Solche Aktionen, wie auch die Schaffung von Krippenplätzen ohne entsprechende Steuererhöhung für Reiche um dies finanzieren zu können, stehen gegen de Blasio, der Reichensteuer in den Mittelpunkt seiner Kampagne gestellt hatte. Häufig wird das als Aufeinanderprallen zweier Egos dargestellt. Doch es geht um etwas Allgemeineres: womöglich um eine Verschiebung der Prioritäten und der Macht.
Deshalb geht es bei der Cuomo-Frage auch um mehr als nur um einen Kandidaten. Es geht um die Machtfrage und darum, wer sie innehat – innerhalb wie außerhalb der WFP. In gewisser Hinsicht geht es um die Zukunft der WFP-Strategie.

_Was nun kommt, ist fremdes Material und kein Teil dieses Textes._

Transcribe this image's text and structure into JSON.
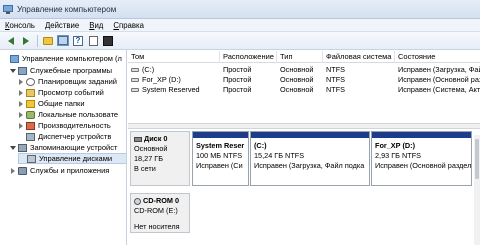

Für Hirsch kann es nur eine Antwort geben: einen eigenen Kandidaten gegen Cuomo aufzustellen. „Es ist riskant, aber die Sache ist es wert, dieses Risiko einzugehen“, sagt er. Der Weg nach vorne sei schwer, aber nicht unmöglich. Er fährt fort: „Das hieße, wir müssten die Gewerkschaften davon überzeugen, sich nicht einverstanden zu erklären. Wir müssten versuchen herauszufinden, ob Gewerkschaften bereit sind, mit Cuomo zu brechen. Das hieße, wir müssten Linke, die sich nicht in Wahlkämpfe einbringen, genau dazu ermutigen.“
Die Gewerkschaften hatten sich 2013 jedenfalls nicht einverstanden erklärt. SEIU 32BJ New York unterstützte im Bürgermeisterrennen die frühere Stadtratssprecherin Christine Quinn; die United Federation of Teachers (UFT) hielt sich an den ehemaligen Rechnungsprüfer und Nominierten der Demokratischen Partei von 2009 Bill Thompson. Wieder andere schlugen sich auf die Seite des Rechnungsprüfers John Liu. 1199SEIU und die Community-Gruppe New York Communities for Change, ebenfalls Mitgliedsorganisationen der WFP, unterstützten de Blasio. Die WFP sprach wegen des Konflikts keine eigene Empfehlung für die Vorwahlen aus.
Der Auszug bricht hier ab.